European Case Law Identifier: ECLI:AT:OGH0002:2024:0150OS00125.24G.1113.000
Rechtsgebiet: Strafrecht
Spruch:
Das Urteil des Landesgerichts Innsbruck vom 4. Oktober 2024, GZ 23 Hv 82/24a-27, verletzt
‑ im Schuldspruch § 148 zweiter Fall StGB und § 270 Abs 4 Z 2 StPO sowie
‑ im Strafausspruch § 43a Abs 3 StGB.
Das Urteil, das im Übrigen unberührt bleibt, wird in der Unterstellung der der Angeklagten zur Last liegenden Taten (auch) unter § 148 zweiter Fall StGB, demzufolge im Strafausspruch (einschließlich der Vorhaftanrechnung) aufgehoben und es wird die Sache in diesem Umfang zu neuer Verhandlung und Entscheidung an das Landesgericht Innsbruck verwiesen.
Gründe:
[1] Mit – unbekämpft in Rechtskraft erwachsenem und in gekürzter Form ausgefertigtem (§ 270 Abs 4 StPO) – Urteil des Landesgerichts Innsbruck als Schöffengericht vom 4. Oktober 2024, GZ 23 Hv 82/24a-27, wurde * T* des Verbrechens des gewerbsmäßigen schweren Betrugs nach §§ 146, 147 Abs 2, 148 zweiter Fall, 15 StGB schuldig erkannt und hiefür nach dem zweiten Strafsatz des § 148 StGB zu einer Freiheitsstrafe von acht Monaten verurteilt. Gemäß § 43a Abs 3 StGB wurde der Vollzug eines Teils dieser Freiheitsstrafe von fünf Monaten unter Bestimmung einer Probezeit von drei Jahren bedingt nachgesehen.

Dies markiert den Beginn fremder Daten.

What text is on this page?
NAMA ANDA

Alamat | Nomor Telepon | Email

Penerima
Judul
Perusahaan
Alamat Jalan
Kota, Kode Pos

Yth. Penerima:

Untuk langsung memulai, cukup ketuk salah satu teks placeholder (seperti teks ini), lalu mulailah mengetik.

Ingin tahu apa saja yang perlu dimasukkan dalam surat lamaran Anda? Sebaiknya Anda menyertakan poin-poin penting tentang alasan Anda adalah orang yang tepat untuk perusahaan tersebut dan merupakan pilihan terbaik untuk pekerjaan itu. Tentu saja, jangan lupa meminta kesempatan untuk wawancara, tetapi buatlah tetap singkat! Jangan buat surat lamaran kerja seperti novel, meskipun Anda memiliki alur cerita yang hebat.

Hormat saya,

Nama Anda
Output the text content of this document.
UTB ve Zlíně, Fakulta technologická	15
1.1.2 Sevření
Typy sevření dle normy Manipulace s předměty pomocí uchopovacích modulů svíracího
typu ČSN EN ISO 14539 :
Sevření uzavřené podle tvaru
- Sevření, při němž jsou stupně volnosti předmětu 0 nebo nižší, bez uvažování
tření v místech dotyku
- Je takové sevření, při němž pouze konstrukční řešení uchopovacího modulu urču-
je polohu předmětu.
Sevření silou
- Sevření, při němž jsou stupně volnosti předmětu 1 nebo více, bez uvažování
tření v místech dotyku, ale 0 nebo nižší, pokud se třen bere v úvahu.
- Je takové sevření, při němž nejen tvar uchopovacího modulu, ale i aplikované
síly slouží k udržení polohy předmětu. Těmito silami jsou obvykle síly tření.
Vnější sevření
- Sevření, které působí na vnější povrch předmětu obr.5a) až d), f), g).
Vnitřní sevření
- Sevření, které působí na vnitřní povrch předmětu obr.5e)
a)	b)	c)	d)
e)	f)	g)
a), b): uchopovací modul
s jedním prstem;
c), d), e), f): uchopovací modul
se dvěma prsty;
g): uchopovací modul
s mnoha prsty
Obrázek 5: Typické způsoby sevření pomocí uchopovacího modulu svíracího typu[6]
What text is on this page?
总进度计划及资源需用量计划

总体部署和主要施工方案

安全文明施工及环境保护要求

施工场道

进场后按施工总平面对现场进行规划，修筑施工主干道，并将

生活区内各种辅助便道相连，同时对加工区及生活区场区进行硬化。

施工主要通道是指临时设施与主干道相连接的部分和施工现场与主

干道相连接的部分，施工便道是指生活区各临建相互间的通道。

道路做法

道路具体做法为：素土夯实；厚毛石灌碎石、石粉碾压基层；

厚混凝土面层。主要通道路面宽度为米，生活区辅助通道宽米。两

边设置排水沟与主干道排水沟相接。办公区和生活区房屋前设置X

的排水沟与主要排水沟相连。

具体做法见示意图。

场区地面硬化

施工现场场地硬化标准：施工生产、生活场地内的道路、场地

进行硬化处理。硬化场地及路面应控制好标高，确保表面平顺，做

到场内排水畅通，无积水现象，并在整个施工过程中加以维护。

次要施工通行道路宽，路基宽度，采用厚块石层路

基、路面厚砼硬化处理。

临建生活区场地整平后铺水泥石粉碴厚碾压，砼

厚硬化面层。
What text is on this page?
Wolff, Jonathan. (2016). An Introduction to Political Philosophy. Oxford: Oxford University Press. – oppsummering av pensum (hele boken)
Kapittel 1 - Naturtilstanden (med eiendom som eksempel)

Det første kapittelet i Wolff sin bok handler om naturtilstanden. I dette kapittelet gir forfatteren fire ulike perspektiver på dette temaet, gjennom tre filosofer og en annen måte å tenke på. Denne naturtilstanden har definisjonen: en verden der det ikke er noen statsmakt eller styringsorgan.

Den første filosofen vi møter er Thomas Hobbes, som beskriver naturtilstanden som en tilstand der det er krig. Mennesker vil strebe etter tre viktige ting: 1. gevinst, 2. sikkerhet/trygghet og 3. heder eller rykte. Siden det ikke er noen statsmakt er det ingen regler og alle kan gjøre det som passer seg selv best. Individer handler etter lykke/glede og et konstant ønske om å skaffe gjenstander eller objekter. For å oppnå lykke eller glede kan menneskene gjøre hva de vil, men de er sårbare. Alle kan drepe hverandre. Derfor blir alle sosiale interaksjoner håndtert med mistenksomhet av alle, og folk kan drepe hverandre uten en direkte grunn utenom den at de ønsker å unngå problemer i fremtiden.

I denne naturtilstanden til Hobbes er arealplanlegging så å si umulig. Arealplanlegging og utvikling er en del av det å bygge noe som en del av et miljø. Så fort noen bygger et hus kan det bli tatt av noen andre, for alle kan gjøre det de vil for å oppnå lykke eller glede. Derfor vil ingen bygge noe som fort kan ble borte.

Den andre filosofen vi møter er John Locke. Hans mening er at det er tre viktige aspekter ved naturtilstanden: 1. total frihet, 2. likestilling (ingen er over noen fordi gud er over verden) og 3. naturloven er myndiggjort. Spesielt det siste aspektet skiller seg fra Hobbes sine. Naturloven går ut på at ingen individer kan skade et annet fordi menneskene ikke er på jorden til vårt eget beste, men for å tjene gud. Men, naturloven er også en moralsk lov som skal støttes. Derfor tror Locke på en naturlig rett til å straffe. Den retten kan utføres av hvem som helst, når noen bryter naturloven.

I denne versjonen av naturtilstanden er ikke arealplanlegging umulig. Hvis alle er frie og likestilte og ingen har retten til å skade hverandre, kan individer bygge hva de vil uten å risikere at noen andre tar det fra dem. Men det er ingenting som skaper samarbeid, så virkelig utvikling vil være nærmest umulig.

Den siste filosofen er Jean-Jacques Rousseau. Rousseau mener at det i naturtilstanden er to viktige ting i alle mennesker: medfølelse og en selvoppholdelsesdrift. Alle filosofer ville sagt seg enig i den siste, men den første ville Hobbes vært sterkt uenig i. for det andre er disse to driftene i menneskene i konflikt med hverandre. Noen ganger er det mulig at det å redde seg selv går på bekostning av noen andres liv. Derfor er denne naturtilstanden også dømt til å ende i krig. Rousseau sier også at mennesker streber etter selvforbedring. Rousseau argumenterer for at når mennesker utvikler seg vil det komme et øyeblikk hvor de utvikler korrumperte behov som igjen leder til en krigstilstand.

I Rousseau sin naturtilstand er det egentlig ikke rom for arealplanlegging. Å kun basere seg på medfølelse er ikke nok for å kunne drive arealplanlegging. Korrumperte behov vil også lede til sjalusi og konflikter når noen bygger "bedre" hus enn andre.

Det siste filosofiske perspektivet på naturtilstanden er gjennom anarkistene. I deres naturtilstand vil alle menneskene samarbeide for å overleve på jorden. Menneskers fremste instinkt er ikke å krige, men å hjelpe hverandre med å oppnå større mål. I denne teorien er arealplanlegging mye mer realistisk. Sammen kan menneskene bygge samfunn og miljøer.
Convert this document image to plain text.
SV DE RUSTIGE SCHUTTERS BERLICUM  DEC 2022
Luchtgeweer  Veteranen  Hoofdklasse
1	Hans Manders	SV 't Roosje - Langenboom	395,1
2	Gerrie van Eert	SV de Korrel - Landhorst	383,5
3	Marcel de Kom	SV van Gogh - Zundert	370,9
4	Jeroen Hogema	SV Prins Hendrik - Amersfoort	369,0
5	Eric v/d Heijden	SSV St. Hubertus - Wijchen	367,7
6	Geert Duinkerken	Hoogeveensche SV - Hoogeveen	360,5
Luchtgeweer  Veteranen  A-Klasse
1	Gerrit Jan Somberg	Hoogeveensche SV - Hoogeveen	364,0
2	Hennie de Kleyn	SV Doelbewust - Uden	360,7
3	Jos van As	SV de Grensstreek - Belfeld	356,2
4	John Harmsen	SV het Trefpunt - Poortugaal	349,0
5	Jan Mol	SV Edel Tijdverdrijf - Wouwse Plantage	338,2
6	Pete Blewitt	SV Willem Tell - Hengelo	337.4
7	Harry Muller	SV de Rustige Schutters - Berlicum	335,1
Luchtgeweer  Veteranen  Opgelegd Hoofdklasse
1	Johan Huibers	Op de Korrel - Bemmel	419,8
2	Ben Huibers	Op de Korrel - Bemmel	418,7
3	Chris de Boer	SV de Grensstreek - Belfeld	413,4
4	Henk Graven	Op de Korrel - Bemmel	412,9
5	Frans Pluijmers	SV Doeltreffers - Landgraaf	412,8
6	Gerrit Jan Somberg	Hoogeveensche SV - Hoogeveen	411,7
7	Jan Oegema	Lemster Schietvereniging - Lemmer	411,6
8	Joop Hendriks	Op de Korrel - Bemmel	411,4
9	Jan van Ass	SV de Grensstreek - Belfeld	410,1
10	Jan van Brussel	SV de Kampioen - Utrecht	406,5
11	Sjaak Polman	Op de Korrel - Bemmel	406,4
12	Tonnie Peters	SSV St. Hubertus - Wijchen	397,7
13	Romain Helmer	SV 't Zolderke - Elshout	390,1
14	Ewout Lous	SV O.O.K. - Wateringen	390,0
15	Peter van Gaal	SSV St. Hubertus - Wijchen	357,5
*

[2] Nach dem Referat der entscheidenden Tatsachen (§ 260 Abs 1 Z 1 StPO) hat die Genannte mit dem Vorsatz, sich durch das Verhalten der Getäuschten unrechtmäßig zu bereichern, andere durch die Vortäuschung ihrer Zahlungswilligkeit und Zahlungsfähigkeit, somit durch Täuschung über Tatsachen, zu Handlungen verleitet und zu verleiten versucht, und zwar
I./ von 21. Juni bis 6. August 2024 in K* und an anderen Orten gewerbsmäßig zur Gewährung von Kost, Logis und sonstigen Dienstleistungen, zur Auslieferung oder Anfertigung von personalisierten Fahrrädern samt deren Übergabe und zur Erbringung von zahnärztlichen Leistungen, wodurch die nachfolgend angeführten Personen an ihrem Vermögen geschädigt wurden bzw geschädigt werden sollten, wobei sie einen insgesamt 50.000 Euro übersteigenden Schaden herbeiführte,
1./ Verfügungsberechtigte des Hotels A* im Gesamtbetrag von 1.888 Euro;
2./ Verfügungsberechtigte des Hotels S* im Gesamtbetrag von 941,06 Euro;
3./ Verfügungsberechtigte des Hotels Sc* im Gesamtbetrag von 2.392,60 Euro;
4./ Verfügungsberechtigte des Hotels St* im Gesamtbetrag von 18.342,92 Euro;
5./ Verfügungsberechtigte des Sporthotels E* im Gesamtbetrag von 820 Euro;
6./ Verfügungsberechtigte des F* im Gesamtbetrag von 29.829,68 Euro;
7./ Verfügungsberechtigte des Hotels Sa* im Gesamtbetrag von 385,80 Euro;
8./ Verfügungsberechtigte des Hotels P* im Gesamtbetrag von 1.522,55 Euro;
9./ Verfügungsberechtigte des Hotels K* im Gesamtbetrag von 1.500 Euro;
10./ Verfügungsberechtigte des Hotels G* im Gesamtbetrag von 1.008 Euro;
11./ Verfügungsberechtigte des Sportgeschäfts „B* GmbH“ zur Übergabe von drei Fahrrädern im Wert von rund 19.000 Euro, wobei die Tat beim Versuch blieb;
12./ den Kieferchirurgen Dr. * N* zur Durchführung einer kieferchirurgischen Untersuchung im Gesamtwert von 125 Euro;
II./ gemeinsam mit * S* von 10. bis 17. September 2023 in L* * Sc* zur Beherbergung im Appartementhaus „So*“, die die Betreiberin in der Höhe von 1.114,50 Euro am Vermögen schädigte.
Rechtliche Beurteilung
[3] Wie die Generalprokuratur in ihrer Nichtigkeitsbeschwerde zur Wahrung des Gesetzes ausführt, verletzt dieses Urteil in zweifacher Hinsicht das Gesetz.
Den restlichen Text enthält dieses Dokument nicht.